The Roadrunner chassis was carried over allbeit in updated form with improvements to the braking system, its Leyland produced 6.98NV diesel engine was also carried through to the Roadrunner coupled to a Turner all syncro gearbox. The cab itself was like nothing else seen at the time sharing many raw pressings with the heavier range including the cab doors which seemed to dwarf the rest of the truck.
Its minimalist dashboard gave a huge amount of interior space to work in but also giving ample storage under the passenger seat and a decent sized pocket on the cab wall behind the driver. The steering wheel was the same 18in affair fitted to the remainder of the truck range adjusted for reach and operated the ZF integral power steering.
All other controls were positioned in such a way that everything was within reach of the driver with chunky illuminated switches to the left and simple slider knobs for the heater to the right. The huge windscreen gave a commanding view of the road ahead and some nice touches like heated mirrors and a central air vent right in front of the driver (as seen in early Rover SD1) made the Roadrunner a pleasant little truck. Keen eyed spotters would have also noticed the headlamps – they were the same units as the Austin Maestro…
After some reasonable success partly aided by some vivid advertising and some aggressive deals, the Roadrunner soon became a commonplace sight on our roads. European rivals such as the Mercedes-Benz LN 814/817 series further upped the spec and power standards of the class, and by now Leyland were being streamlined for a up coming privatisation scheme with DAF.
By the mid-1980s the maximum power output of the Roadrunner at 120bhp was out of class compared to its rivals and around this time Cummins were developing a lightweight diesel of 6-litres in the USA and Darlington which became known as the B Series. Leyland obviously looking for a fresh engine with minimal cost entered an engineering alliance with Cummins Engines whereby Leyland would assemble certain parts and castings for Cummins in return for a favourable price per unit.
This engine was initally badged as the Leyland 300 series but was fully assembled in Darlington offering 120 or 130bhp normally aspirated or 145bhp in turbo form. The improved Roadrunner now offered decent power with superb fuel economy and torque, this coupled with a new front braking system which had ventilated disc brakes and the option of a factory sleeper cab kept the Roadrunner on top of the game.
Leyland finally had a class leader in economy, performance and payload – the three critical factors in transport.
Leyland-DAF added one further vehicle to the Roadrunner family, by fitting uprated wheels, tyres and axles with revisions to the suspension and anti roll bars, a 10-tonne version which sold reasonably well to builders merchants and tipper operators capped the range off.
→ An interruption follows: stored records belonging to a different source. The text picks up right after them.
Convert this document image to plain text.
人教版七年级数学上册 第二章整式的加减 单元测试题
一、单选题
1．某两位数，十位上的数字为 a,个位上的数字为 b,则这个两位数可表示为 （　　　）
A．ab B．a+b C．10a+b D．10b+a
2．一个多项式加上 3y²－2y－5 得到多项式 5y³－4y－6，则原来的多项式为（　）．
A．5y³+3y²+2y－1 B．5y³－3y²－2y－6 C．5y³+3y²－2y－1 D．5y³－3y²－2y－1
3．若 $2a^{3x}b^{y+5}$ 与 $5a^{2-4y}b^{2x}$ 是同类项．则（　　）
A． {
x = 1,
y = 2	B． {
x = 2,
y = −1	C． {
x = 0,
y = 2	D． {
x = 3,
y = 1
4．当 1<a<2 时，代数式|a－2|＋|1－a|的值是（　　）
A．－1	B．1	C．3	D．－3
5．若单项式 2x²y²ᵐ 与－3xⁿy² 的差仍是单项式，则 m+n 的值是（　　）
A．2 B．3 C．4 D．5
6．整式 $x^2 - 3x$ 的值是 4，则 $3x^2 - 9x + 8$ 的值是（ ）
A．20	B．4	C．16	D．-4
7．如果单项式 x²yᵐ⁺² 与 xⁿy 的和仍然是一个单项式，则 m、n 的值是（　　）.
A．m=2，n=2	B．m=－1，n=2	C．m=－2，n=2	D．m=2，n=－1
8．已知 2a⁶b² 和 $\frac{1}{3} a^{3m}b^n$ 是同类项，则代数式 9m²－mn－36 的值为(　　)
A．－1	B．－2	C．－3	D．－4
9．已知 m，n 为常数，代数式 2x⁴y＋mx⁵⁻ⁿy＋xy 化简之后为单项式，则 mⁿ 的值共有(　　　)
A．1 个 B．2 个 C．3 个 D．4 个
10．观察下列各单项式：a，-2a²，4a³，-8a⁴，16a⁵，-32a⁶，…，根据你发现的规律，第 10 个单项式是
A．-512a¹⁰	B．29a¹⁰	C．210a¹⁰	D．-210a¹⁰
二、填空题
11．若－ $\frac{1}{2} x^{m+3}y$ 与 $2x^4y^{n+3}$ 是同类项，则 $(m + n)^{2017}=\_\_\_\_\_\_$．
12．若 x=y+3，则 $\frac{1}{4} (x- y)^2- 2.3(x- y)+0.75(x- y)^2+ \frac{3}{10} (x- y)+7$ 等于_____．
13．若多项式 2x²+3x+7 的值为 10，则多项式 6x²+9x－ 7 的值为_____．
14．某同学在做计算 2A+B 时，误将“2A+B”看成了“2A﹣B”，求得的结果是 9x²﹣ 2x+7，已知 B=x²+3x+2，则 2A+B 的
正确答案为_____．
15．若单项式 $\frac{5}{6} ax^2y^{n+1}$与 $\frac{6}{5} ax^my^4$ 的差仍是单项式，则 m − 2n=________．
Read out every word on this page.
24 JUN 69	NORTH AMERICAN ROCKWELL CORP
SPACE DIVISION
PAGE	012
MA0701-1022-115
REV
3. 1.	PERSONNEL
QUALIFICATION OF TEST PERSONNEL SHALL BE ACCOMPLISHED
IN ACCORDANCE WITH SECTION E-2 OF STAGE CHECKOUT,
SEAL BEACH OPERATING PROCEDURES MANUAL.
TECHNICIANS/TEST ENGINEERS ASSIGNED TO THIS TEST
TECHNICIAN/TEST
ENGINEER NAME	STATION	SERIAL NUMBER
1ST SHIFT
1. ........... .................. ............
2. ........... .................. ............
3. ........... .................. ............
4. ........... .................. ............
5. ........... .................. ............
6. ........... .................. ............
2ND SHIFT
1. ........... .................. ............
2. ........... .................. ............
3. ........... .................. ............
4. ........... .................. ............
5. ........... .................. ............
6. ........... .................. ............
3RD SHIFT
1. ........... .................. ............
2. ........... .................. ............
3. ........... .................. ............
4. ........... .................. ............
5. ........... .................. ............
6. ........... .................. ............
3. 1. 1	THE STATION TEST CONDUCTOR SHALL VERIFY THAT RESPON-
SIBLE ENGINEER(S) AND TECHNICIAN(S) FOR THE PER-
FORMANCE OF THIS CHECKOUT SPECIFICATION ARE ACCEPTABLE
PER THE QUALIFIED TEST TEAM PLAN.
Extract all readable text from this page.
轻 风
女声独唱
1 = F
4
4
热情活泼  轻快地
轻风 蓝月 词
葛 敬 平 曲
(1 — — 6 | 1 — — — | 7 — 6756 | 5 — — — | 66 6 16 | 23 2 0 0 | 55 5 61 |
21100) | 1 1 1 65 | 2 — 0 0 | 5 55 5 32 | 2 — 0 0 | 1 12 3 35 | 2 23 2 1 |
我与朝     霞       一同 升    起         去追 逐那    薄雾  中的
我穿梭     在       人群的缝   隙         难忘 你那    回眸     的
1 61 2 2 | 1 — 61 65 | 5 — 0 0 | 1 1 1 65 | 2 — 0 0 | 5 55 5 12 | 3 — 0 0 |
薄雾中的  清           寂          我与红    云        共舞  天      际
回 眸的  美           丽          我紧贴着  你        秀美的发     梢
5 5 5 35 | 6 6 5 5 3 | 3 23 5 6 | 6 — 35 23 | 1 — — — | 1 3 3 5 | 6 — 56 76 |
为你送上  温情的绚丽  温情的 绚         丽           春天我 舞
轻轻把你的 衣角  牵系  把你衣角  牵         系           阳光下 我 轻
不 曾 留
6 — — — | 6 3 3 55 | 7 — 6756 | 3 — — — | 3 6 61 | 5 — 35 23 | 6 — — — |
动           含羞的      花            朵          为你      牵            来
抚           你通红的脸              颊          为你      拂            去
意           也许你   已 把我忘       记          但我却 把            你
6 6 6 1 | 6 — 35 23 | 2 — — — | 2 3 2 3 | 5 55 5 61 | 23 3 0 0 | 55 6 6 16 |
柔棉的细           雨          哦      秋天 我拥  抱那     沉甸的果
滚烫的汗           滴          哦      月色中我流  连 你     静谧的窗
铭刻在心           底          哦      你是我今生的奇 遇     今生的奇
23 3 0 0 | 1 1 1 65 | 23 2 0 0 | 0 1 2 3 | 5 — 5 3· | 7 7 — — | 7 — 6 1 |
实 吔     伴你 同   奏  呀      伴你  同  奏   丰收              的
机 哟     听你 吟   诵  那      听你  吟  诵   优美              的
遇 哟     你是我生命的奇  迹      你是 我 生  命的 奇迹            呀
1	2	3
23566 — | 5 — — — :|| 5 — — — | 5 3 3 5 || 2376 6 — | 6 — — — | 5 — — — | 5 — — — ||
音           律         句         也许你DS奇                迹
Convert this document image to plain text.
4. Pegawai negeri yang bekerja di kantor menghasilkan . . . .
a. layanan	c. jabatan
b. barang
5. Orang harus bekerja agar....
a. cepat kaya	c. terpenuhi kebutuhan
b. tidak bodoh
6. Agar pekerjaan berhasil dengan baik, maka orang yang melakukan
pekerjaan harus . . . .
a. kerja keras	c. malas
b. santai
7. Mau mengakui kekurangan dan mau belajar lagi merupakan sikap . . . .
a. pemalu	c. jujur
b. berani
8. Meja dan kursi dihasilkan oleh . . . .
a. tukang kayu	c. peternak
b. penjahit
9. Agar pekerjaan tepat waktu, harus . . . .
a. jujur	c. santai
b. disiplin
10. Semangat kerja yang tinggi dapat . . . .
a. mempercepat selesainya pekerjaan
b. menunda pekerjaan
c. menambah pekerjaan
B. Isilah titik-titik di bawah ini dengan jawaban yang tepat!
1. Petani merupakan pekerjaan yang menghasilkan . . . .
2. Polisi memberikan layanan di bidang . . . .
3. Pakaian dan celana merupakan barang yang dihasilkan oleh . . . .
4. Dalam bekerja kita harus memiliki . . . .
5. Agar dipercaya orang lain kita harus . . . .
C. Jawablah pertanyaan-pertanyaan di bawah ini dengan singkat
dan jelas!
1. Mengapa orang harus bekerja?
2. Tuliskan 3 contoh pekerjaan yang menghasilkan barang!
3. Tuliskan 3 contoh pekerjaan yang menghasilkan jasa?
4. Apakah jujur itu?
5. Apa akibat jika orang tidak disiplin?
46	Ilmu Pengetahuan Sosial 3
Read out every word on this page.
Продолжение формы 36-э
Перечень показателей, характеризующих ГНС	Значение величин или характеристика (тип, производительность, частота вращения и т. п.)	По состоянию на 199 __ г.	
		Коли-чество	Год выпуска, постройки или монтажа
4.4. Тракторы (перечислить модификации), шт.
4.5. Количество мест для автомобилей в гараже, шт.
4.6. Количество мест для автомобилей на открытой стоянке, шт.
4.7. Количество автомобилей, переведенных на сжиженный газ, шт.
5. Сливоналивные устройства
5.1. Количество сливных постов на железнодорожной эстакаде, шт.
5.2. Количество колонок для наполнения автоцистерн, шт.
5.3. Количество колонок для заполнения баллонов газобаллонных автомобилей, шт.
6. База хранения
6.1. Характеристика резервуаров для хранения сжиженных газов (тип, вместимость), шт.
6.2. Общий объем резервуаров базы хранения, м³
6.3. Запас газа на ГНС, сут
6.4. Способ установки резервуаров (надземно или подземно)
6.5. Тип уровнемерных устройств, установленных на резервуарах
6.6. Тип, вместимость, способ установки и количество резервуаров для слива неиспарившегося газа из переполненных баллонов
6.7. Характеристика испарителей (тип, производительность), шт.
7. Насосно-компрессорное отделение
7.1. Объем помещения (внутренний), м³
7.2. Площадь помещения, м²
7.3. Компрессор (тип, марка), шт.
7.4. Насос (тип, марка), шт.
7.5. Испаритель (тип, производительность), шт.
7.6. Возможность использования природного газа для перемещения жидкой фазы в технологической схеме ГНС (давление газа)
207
The Roadrunner title was dropped in 1990 following Leyland DAF deleting all names to replace with numbers – thus falling into line with the DAF policy.
Subsequently, the Roadrunner became the Leyland DAF 45 with subtle revisions to the interior and exterior styling which included a padded dash, a much improved drivers seat and carpeting with the biggest change visually being the three bar grille and deletion of the nearside kerb window.
Cummins also at this time offered another power option of an intercooled B Series developing 180bhp. The CAV developed fueling system was dropped moving over to a Bosch meeting up coming Euro 1 emission criteria, all engines were now turbocharged and better a better torque spread made a good to drive truck even better.
Once Leyland became part of the DAF empire, its fortunes were turned round almost overnight with the whole truck range gaining revisions and improvements. Leyland’s legendary Multipart parts company complimented the market leading DAF-AID programme and Leyland DAF quickly became top of the sales charts here in the UK and a formidable force in Europe, too.